Microenvironment-sensitive Fluorescent Dyes Synthesis And Research For Albumin Recognition

Fluorescent analytical technology was one of most widely used biological technologys due to its high sensitivity, selectivity, and simple procedure for in situ target sensing. In protein labeling technologies, fluorescence labeling shows advantages over other methods which attracts lots of attention.Albumin content in biological fluids especially in urine is related to renal disease and diabetes, which makes it a key indicator for the early diagnosis of renal disease and intensified treatment of diabetes mellitus.

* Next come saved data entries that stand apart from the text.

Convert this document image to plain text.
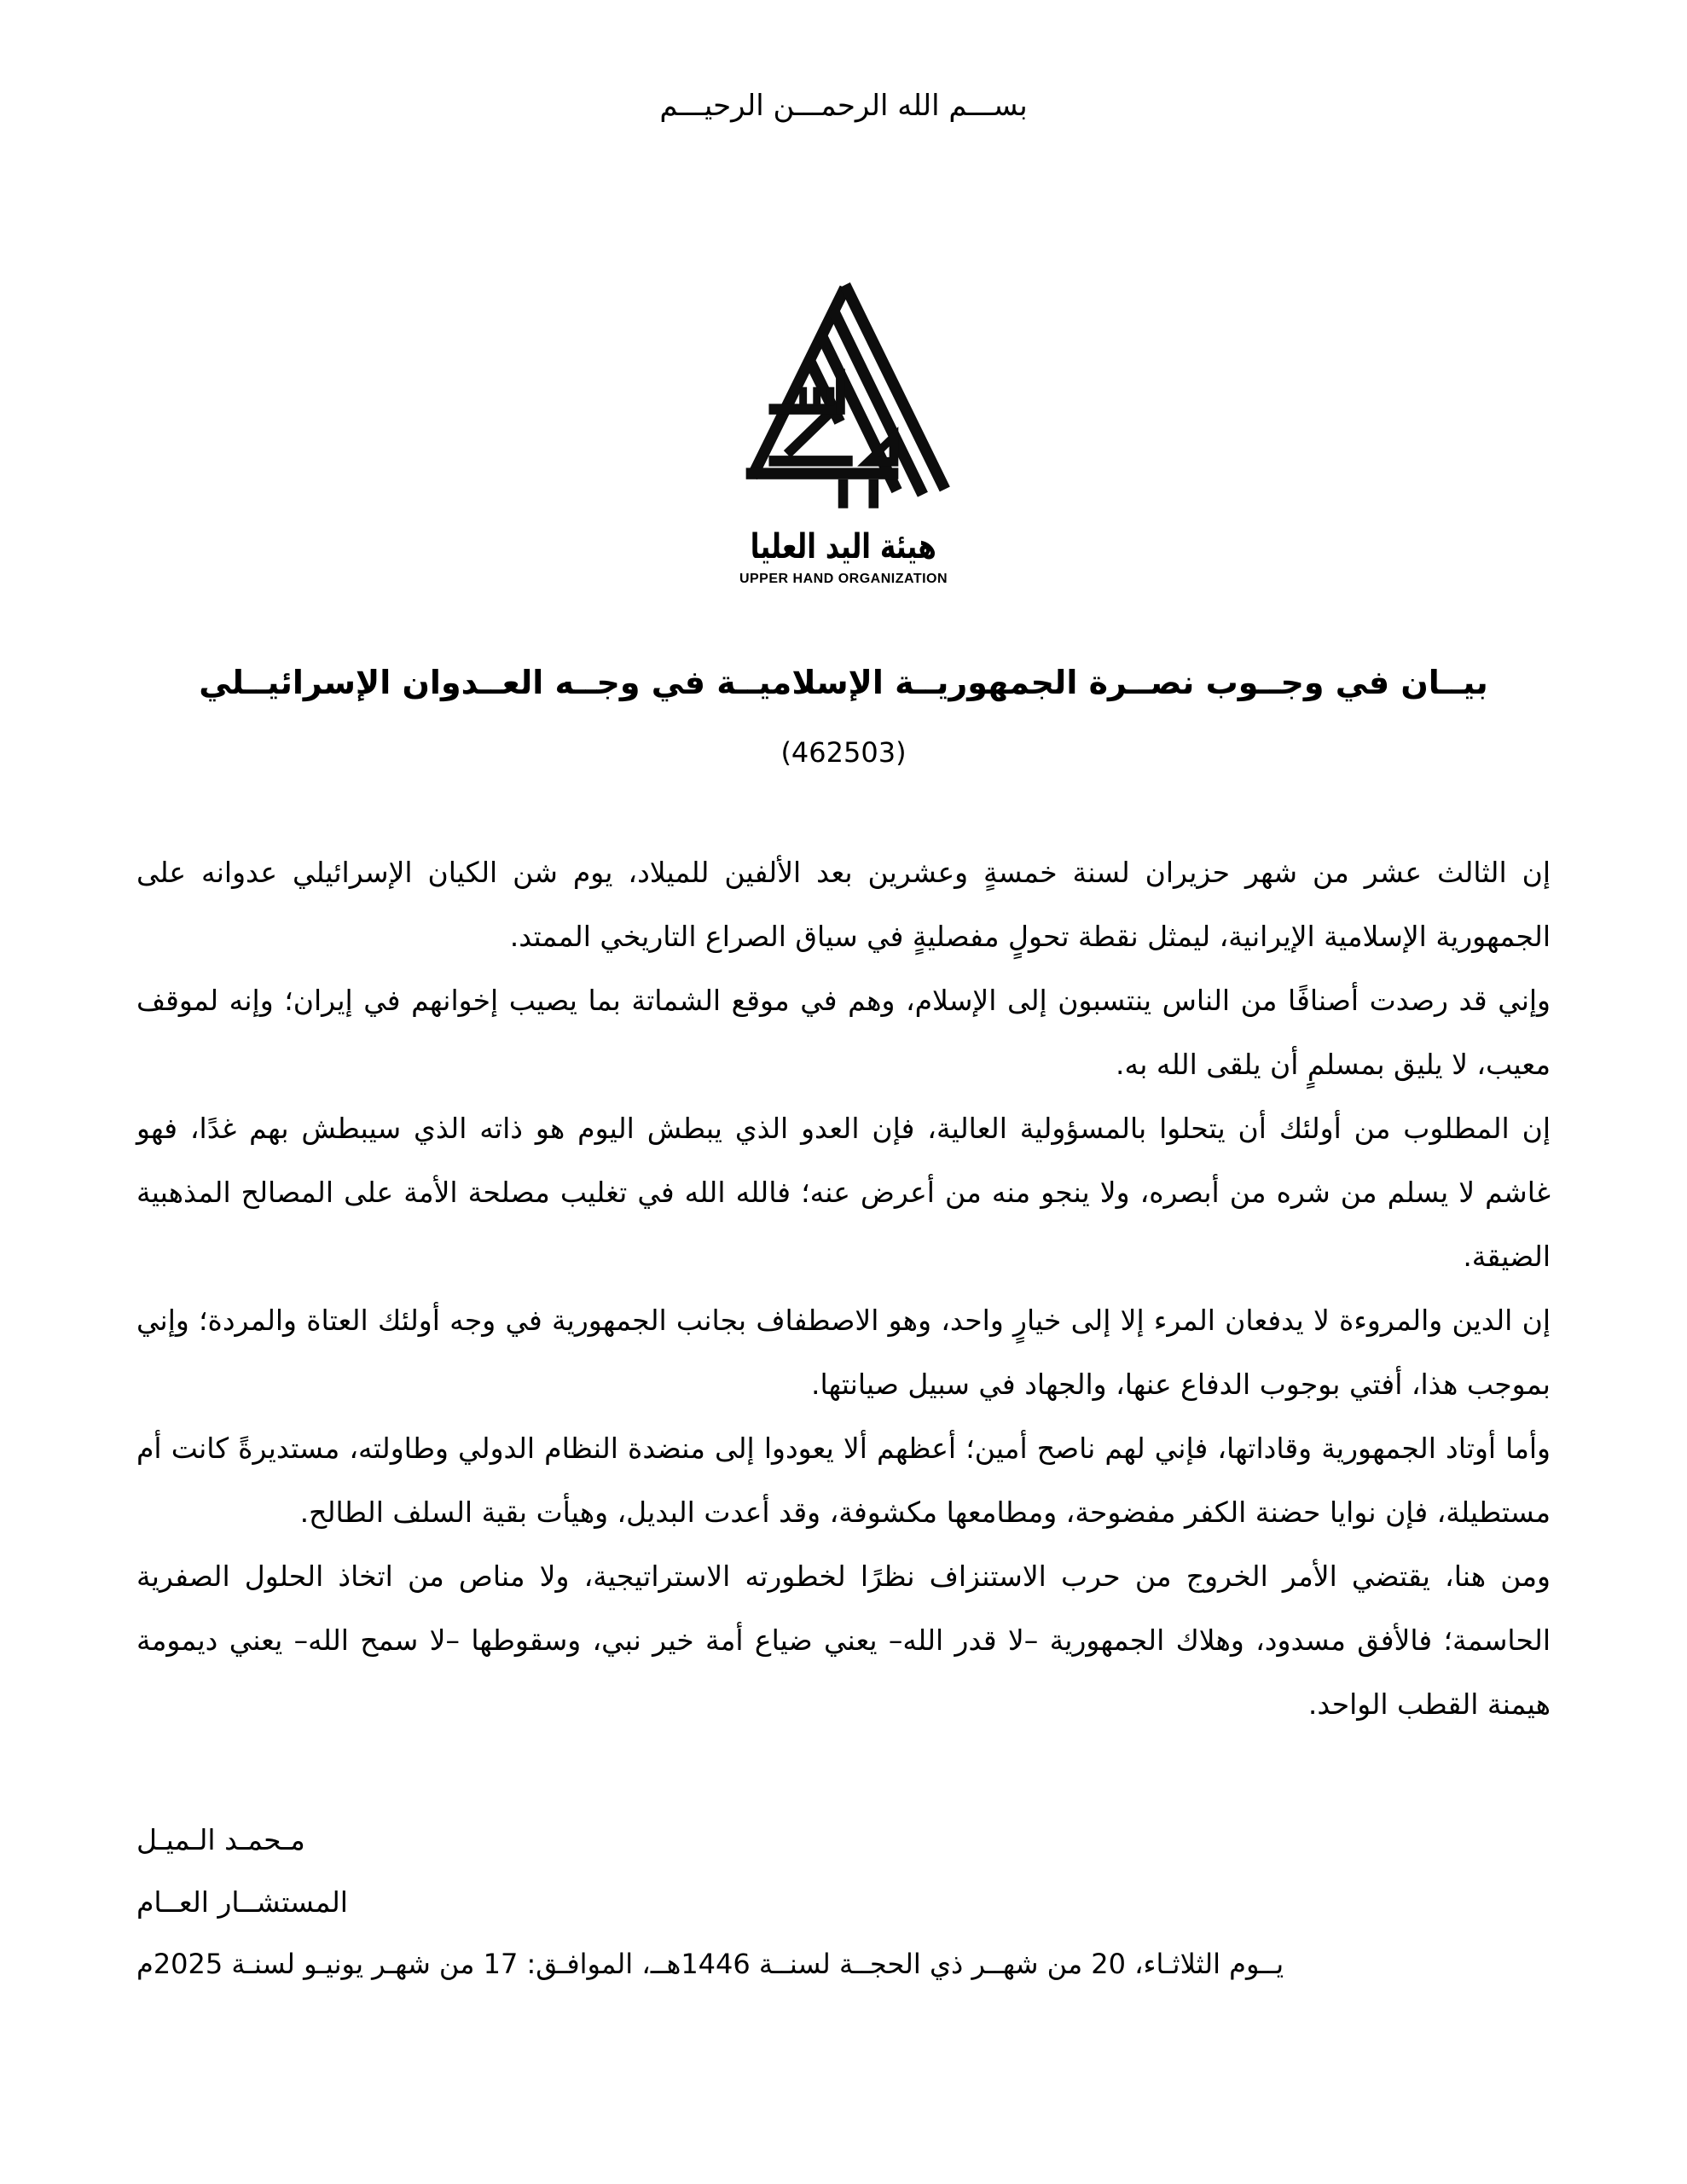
بســـم الله الرحمـــن الرحيـــم
هيئة اليد العليا
UPPER HAND ORGANIZATION
بيــان في وجــوب نصــرة الجمهوريــة الإسلاميــة في وجــه العــدوان الإسرائيــلي
(462503)

إن الثالث عشر من شهر حزيران لسنة خمسةٍ وعشرين بعد الألفين للميلاد، يوم شن الكيان الإسرائيلي عدوانه على الجمهورية الإسلامية الإيرانية، ليمثل نقطة تحولٍ مفصليةٍ في سياق الصراع التاريخي الممتد.

وإني قد رصدت أصنافًا من الناس ينتسبون إلى الإسلام، وهم في موقع الشماتة بما يصيب إخوانهم في إيران؛ وإنه لموقف معيب، لا يليق بمسلمٍ أن يلقى الله به.

إن المطلوب من أولئك أن يتحلوا بالمسؤولية العالية، فإن العدو الذي يبطش اليوم هو ذاته الذي سيبطش بهم غدًا، فهو غاشم لا يسلم من شره من أبصره، ولا ينجو منه من أعرض عنه؛ فالله الله في تغليب مصلحة الأمة على المصالح المذهبية الضيقة.

إن الدين والمروءة لا يدفعان المرء إلا إلى خيارٍ واحد، وهو الاصطفاف بجانب الجمهورية في وجه أولئك العتاة والمردة؛ وإني بموجب هذا، أفتي بوجوب الدفاع عنها، والجهاد في سبيل صيانتها.

وأما أوتاد الجمهورية وقاداتها، فإني لهم ناصح أمين؛ أعظهم ألا يعودوا إلى منضدة النظام الدولي وطاولته، مستديرةً كانت أم مستطيلة، فإن نوايا حضنة الكفر مفضوحة، ومطامعها مكشوفة، وقد أعدت البديل، وهيأت بقية السلف الطالح.

ومن هنا، يقتضي الأمر الخروج من حرب الاستنزاف نظرًا لخطورته الاستراتيجية، ولا مناص من اتخاذ الحلول الصفرية الحاسمة؛ فالأفق مسدود، وهلاك الجمهورية –لا قدر الله– يعني ضياع أمة خير نبي، وسقوطها –لا سمح الله– يعني ديمومة هيمنة القطب الواحد.

مـحمـد الـميـل
المستشــار العــام
يــوم الثلاثـاء، 20 من شهــر ذي الحجــة لسنــة 1446هــ، الموافـق: 17 من شهـر يونيـو لسنـة 2025م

We have synthesized four small molecule dyes SA1-SA4 which had good fluorescence response to HSA based on TICT and molecular motor strategy. These dyes exhibited colorful fluorescent emission from visible region to near infrared (541-685 nm) through structure modification. After binding with the hydrophobic cavity of HSA, their fluorescence intensity increased dramatically with obvious blue-shifts due to the changes of the microenvironment and suppression of the free rotation of molecules. The detection had no interference from common proteins, amino acids, cations and anions in biological system, while obvious fluorescence change could be observed immediately after addition of HSA and becomed saturated within 10 sec. Besides, the detection limits (3a/slope) were as low as 0.1 mg/L and 0.076 mg/L for SA1 and SA4 respectively. More importantly, SA4 can be utilized for the detection of HSA in real urine samples and the fluorescence intensity had a good liner relationship with HSA content.We synthesized two dyes ES1 and ES2 based on TICT and they showed fluorescence turn on after binding with HSA. Drug diplace experiments proved these two dyes binded to the FA1 site of HSA. Then, we used one dye Rl which bind to the site I and ES1 or ES2 to form FRET system. This FRET system had high resonance energy transfer efficiency and the distance between donor and acceptor was 2-3 nm. The FRET system could be utilized for the ratiometric detection of Ag+ and the detection limit was as low as 0.02 mg/L. This ratiometric fluorescent probe utlized the fluorescence intensity of two emission wavelengths as detection signal, thus they had higher sensitivity and selectivity and wider dynamic response range.